P08 — Deep Feedforward ANN

Aim

To construct, train, and evaluate a Deep Feedforward Artificial Neural Network (ANN) featuring exactly four hidden layers using backpropagation to classify articles of clothing from the Fashion MNIST dataset.

Prerequisites

Python Programming

TensorFlow / Keras

Neural Network Architectures

Backpropagation

Gradient Descent Optimization

Multi-class Classification

Theory

A Deep Feedforward Neural Network (or Multilayer Perceptron) consists of an input layer, an output layer, and multiple hidden layers (in this experiment, exactly four). The term "deep" specifically refers to having more than one hidden layer, which allows the network to learn hierarchical and more complex feature representations of the input data.

The network learns through an algorithm called Backpropagation. During training, the forward pass calculates the network's prediction and the resulting loss (error). Backpropagation then moves backward through the network, computing the gradient of the loss with respect to each weight using the chain rule of calculus. An optimizer like Adam uses these gradients to update the weights, minimizing the overall loss over multiple iterations (epochs).

A common architectural design in deep ANNs is to use a funnel structure. The first hidden layer has a large number of neurons, and subsequent layers progressively decrease in size (e.g., 256 → 128 → 64 → 32). This acts as a form of feature compression, forcing the network to distill the high-dimensional raw pixel data into low-dimensional, highly discriminative semantic features before the final classification layer.

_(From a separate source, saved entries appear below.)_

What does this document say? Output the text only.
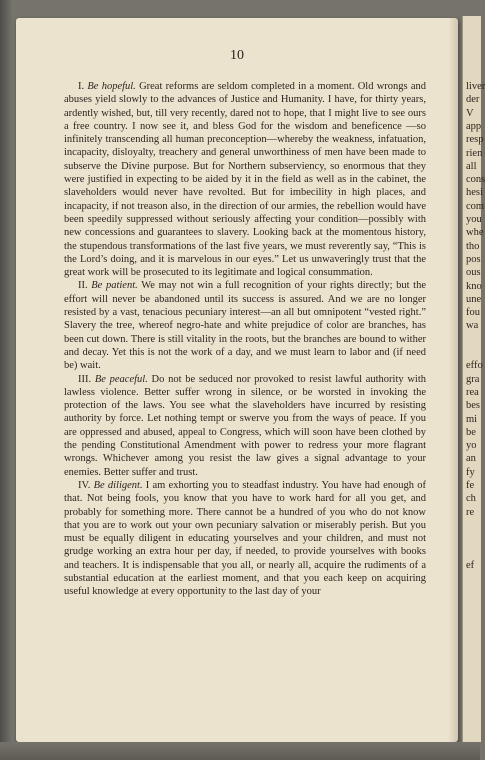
10

I. Be hopeful. Great reforms are seldom completed in a moment. Old wrongs and abuses yield slowly to the advances of Justice and Humanity. I have, for thirty years, ardently wished, but, till very recently, dared not to hope, that I might live to see ours a free country. I now see it, and bless God for the wisdom and beneficence —so infinitely transcending all human preconception—whereby the weakness, infatuation, incapacity, disloyalty, treachery and general unworthiness of men have been made to subserve the Divine purpose. But for Northern subserviency, so enormous that they were justified in expecting to be aided by it in the field as well as in the cabinet, the slaveholders would never have revolted. But for imbecility in high places, and incapacity, if not treason also, in the direction of our armies, the rebellion would have been speedily suppressed without seriously affecting your condition—possibly with new concessions and guarantees to slavery. Looking back at the momentous history, the stupendous transformations of the last five years, we must reverently say, “This is the Lord’s doing, and it is marvelous in our eyes.” Let us unwaveringly trust that the great work will be prosecuted to its legitimate and logical consummation.

II. Be patient. We may not win a full recognition of your rights directly; but the effort will never be abandoned until its success is assured. And we are no longer resisted by a vast, tenacious pecuniary interest—an all but omnipotent “vested right.” Slavery the tree, whereof negro-hate and white prejudice of color are branches, has been cut down. There is still vitality in the roots, but the branches are bound to wither and decay. Yet this is not the work of a day, and we must learn to labor and (if need be) wait.

III. Be peaceful. Do not be seduced nor provoked to resist lawful authority with lawless violence. Better suffer wrong in silence, or be worsted in invoking the protection of the laws. You see what the slaveholders have incurred by resisting authority by force. Let nothing tempt or swerve you from the ways of peace. If you are oppressed and abused, appeal to Congress, which will soon have been clothed by the pending Constitutional Amendment with power to redress your more flagrant wrongs. Whichever among you resist the law gives a signal advantage to your enemies. Better suffer and trust.

IV. Be diligent. I am exhorting you to steadfast industry. You have had enough of that. Not being fools, you know that you have to work hard for all you get, and probably for something more. There cannot be a hundred of you who do not know that you are to work out your own pecuniary salvation or miserably perish. But you must be equally diligent in educating yourselves and your children, and must not grudge working an extra hour per day, if needed, to provide yourselves with books and teachers. It is indispensable that you all, or nearly all, acquire the rudiments of a substantial education at the earliest moment, and that you each keep on acquiring useful knowledge at every opportunity to the last day of your

liver
der
V
app
resp
rien
all
cons
hesi
com
you
whe
tho
pos
ous
kno
une
fou
wa
effo
gra
rea
bes
mi
be
yo
an
fy
fe
ch
re
ef
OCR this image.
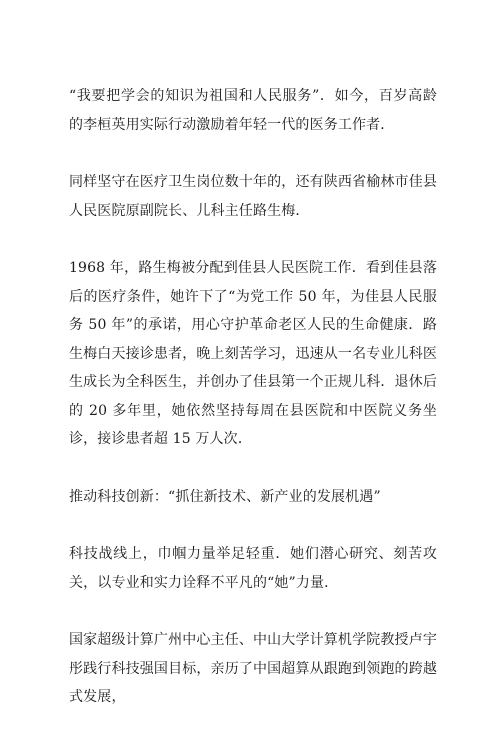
“我要把学会的知识为祖国和人民服务”．如今，百岁高龄的李桓英用实际行动激励着年轻一代的医务工作者．

同样坚守在医疗卫生岗位数十年的，还有陕西省榆林市佳县人民医院原副院长、儿科主任路生梅．

1968 年，路生梅被分配到佳县人民医院工作．看到佳县落后的医疗条件，她许下了“为党工作 50 年，为佳县人民服务 50 年”的承诺，用心守护革命老区人民的生命健康．路生梅白天接诊患者，晚上刻苦学习，迅速从一名专业儿科医生成长为全科医生，并创办了佳县第一个正规儿科．退休后的 20 多年里，她依然坚持每周在县医院和中医院义务坐诊，接诊患者超 15 万人次．

推动科技创新：“抓住新技术、新产业的发展机遇”

科技战线上，巾帼力量举足轻重．她们潜心研究、刻苦攻关，以专业和实力诠释不平凡的“她”力量．

国家超级计算广州中心主任、中山大学计算机学院教授卢宇彤践行科技强国目标，亲历了中国超算从跟跑到领跑的跨越式发展，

In this practical, we utilize the Fashion MNIST dataset. It serves as a direct drop-in replacement for the original MNIST dataset, containing 70,000 28x28 grayscale images representing 10 different categories of clothing (e.g., T-shirts, trousers, sneakers). It poses a slightly harder challenge for simple ANNs compared to handwritten digits.

Algorithm / Step-by-Step

Import the tensorflow and matplotlib.pyplot libraries.
Load the Fashion MNIST dataset using keras.datasets.fashion_mnist.load_data().
Normalize the image pixel values from the range [0, 255] to [0.0, 1.0] to facilitate stable gradient descent.
Initialize a Sequential model.
Add a Flatten layer to unroll the 28x28 2D images into a 784-element 1D array.
Add four sequential hidden Dense layers with decreasing units (256, 128, 64, 32) and apply the ReLU activation function to each.
Add an output Dense layer with 10 units (for the 10 clothing classes) using a softmax activation function.
Compile the model using the 'adam' optimizer, 'sparse_categorical_crossentropy' loss, and 'accuracy' metrics.
Train the model using model.fit() on the training data for 15 epochs, setting aside 20% of the data for validation.
Plot the training and validation accuracy curves over the epochs.
Evaluate final model performance on the unseen test dataset.

Key Code Concepts

Snippet 1 — Defining the 4-Hidden-Layer Architecture

model = tf.keras.models.Sequential([
    # Input layer
    tf.keras.layers.Flatten(input_shape=(28, 28)),

    # Hidden Layer 1
    tf.keras.layers.Dense(256, activation='relu', name='Hidden_Layer_1'),
    # Hidden Layer 2
    tf.keras.layers.Dense(128, activation='relu', name='Hidden_Layer_2'),
    # Hidden Layer 3
    tf.keras.layers.Dense(64, activation='relu', name='Hidden_Layer_3'),
    # Hidden Layer 4
    tf.keras.layers.Dense(32, activation='relu', name='Hidden_Layer_4'),

    # Output Layer (10 classes for Fashion MNIST)
    tf.keras.layers.Dense(10, activation='softmax', name='Output_Layer')
])

This snippet explicitly defines a multi-layer perceptron. The Flatten layer is mandatory to convert 2D image data into the 1D vector required by standard Dense layers. Naming the layers helps clarify the structure when printing the model summary.

Snippet 2 — Compiling and Training with Backpropagation

model.compile(optimizer='adam',
              loss='sparse_categorical_crossentropy',
              metrics=['accuracy'])

# Train the model and save the history
history = model.fit(x_train, y_train,
                    epochs=15,
                    batch_size=32,
                    validation_split=0.2)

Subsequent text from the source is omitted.